Tanzania: People, Climate & Culture
Tanzania: People, Climate & Culture
Tanzania is the largest country in East Africa, located in the southern hemisphere along the Indian Ocean. Tanzania shares borders with Kenya and Uganda to the north, Rwanda and Burundi to the north-west, the Democratic Republic of the Congo to the west, Zambia and Malawi to the south-west and Mozambique to the south.
The highest point of Tanzania is Mount Kilimanjaro reaching 19,341 feet, the highest mountain in Africa, and Tanzania’s longest river is the Rufiji River flowing some 370 miles. Its capital is Dodoma, located in the center of the country. However Dar-Es-Salaam, on the coast, is the economic center and largest city with a population of 2,698,652 inhabitants.
In Tanzania, there are two types of climates, depending on altitude, and proximity to the ocean:
- The coastal has an equatorial climate that is hot and humid, but moderated by winds from the Indian Ocean. Average lows are in the 60s and highs in the upper 80s.
- The interior of the country, with the highlands that are 5,000 feet above sea level, enjoy a tropical climate moderated by the altitude. Average lows are in the 50s with average highs in the 80s. However, when climbing Kilimanjaro or Ngorongoro Crater, the temperature drops drastically, especially at night.
While parts of Central, Southern and Western Tanzania know only one rainy season from December to April, the rest of the country has two rainy seasons. The first, from March to May, is called the "long rains" or "Masika" in Swahili. The second, which occurs in November and early December is called the "short rains" or "Vui", during which rain falls more in the late afternoon or evening. The hottest months are between December and February, and the coolest are July to September.
The population of Tanzania is made up of over 130 ethnic groups, 95% are of Bantu origin. The rest of the population is represented by mostly Indian Asians (260, 000), Europeans (20 000) and Arabs (70,000). Tanzania also hosts more than 500,000 refugees, mainly from Burundi and the Democratic Republic of Congo following the civil wars.

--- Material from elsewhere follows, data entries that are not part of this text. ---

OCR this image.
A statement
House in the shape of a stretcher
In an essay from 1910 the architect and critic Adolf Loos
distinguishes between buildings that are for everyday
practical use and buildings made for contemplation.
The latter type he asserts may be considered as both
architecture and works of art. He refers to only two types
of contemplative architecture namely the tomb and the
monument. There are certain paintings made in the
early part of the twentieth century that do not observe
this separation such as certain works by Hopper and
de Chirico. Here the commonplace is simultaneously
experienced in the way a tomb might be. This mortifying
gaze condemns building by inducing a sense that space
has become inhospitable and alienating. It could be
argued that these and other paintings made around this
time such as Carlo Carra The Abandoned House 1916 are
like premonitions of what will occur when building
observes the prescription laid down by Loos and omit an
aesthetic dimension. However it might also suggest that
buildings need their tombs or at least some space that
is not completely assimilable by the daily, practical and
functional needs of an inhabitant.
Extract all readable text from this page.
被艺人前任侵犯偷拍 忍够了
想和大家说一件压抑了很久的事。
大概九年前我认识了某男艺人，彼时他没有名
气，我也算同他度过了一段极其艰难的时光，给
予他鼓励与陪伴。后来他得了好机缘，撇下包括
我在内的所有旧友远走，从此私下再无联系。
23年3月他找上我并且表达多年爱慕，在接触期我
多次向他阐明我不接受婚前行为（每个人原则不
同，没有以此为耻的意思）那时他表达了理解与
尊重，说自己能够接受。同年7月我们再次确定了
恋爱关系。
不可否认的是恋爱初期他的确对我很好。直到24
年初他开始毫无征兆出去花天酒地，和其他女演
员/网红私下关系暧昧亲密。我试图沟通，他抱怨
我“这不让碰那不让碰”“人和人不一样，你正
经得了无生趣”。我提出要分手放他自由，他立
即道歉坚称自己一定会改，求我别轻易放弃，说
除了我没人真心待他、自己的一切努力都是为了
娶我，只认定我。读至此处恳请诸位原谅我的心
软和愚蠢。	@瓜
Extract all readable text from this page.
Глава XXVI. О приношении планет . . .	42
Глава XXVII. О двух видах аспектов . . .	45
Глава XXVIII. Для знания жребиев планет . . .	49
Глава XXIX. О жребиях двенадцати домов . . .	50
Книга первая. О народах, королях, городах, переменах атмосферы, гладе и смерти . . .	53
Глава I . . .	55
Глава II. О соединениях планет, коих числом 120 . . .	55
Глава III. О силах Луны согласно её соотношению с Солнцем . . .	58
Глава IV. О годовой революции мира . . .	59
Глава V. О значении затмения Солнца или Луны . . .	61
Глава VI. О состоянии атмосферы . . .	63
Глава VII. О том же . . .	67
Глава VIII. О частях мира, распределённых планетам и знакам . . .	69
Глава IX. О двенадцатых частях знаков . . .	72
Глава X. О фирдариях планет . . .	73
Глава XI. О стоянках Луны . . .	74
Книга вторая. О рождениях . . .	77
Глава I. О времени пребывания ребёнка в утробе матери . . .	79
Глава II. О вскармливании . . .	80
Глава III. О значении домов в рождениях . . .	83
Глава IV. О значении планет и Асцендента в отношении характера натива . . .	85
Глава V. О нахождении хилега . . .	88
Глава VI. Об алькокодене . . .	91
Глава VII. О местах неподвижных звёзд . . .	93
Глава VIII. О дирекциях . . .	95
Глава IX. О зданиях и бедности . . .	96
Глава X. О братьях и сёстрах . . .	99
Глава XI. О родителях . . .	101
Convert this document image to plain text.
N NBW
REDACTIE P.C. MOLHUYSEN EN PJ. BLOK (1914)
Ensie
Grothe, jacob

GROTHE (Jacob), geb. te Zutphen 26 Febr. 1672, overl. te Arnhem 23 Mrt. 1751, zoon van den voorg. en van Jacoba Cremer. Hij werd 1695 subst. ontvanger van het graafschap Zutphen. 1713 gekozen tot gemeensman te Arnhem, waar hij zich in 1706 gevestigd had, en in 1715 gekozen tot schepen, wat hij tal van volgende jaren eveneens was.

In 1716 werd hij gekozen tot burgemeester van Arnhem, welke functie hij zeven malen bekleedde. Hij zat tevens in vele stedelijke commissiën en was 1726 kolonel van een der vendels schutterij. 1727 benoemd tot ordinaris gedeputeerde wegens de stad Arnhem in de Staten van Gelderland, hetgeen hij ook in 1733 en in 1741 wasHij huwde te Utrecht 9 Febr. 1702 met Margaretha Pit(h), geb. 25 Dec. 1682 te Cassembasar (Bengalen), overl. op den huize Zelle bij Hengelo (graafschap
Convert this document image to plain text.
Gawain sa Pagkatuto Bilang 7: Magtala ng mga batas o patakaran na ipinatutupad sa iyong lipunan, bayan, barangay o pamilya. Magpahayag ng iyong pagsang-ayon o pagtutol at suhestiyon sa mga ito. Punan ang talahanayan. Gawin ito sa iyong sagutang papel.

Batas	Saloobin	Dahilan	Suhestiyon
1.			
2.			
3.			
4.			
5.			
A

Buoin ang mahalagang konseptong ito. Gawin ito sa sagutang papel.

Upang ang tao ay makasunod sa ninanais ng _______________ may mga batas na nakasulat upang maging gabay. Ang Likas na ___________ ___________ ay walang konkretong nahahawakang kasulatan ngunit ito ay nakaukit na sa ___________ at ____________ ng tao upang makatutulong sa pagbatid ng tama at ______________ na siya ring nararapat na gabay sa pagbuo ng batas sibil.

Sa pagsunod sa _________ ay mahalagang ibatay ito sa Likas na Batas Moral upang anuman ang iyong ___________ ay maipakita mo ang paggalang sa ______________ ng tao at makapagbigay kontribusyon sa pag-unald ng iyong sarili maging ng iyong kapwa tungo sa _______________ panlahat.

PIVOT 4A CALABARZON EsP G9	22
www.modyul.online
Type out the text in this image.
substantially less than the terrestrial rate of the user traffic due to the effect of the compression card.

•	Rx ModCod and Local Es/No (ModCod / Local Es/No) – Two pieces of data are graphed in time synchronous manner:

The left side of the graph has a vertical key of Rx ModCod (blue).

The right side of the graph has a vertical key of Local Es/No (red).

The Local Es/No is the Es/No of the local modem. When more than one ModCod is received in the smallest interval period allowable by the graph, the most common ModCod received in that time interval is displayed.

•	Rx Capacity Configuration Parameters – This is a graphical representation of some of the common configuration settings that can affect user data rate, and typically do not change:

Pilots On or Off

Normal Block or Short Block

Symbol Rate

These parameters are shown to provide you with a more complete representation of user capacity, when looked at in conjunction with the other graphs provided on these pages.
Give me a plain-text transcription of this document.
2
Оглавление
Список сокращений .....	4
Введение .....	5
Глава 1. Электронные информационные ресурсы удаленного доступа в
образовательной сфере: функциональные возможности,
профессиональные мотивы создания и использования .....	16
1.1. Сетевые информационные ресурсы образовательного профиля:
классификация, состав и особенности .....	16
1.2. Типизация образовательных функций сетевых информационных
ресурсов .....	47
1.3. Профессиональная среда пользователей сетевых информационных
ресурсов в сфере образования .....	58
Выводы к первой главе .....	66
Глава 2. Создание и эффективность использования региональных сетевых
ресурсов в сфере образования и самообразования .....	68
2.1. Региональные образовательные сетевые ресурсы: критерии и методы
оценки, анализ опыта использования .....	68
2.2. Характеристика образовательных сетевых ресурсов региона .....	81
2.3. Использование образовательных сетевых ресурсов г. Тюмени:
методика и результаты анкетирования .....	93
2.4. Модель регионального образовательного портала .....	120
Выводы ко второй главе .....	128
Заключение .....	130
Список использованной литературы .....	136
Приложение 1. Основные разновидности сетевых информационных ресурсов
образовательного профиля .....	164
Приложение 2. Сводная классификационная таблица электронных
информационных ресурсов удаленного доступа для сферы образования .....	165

After the unification of Tanganyika and Zanzibar in 1964 to form what is known today as Tanzania, Julius Nyerere, the first president, decided to promote Swahili as unifying language of the country in order to strengthen the identity Tanzanian against Western culture conveyed by the English. Thus, while the majority of Tanzanians speak their local language as first language, all speak Swahili as a second language. English is spoken in major cities but rarely in villages.
Stability and cohesion of Tanzania, after the union of Tanganyika and Zanzibar Archipelago in 1964, are directly related to the action of Julius Nyerere, the President from 1963 to 1985, who remained in power for more than twenty years without installing an authoritarian or dictatorial regime. The archipelago of Zanzibar, however, remains a semi-autonomous state, with its own political, judicial and administrative branches. Executive power is provided by the President of Zanzibar, which is also one of the ministers of Tanzania.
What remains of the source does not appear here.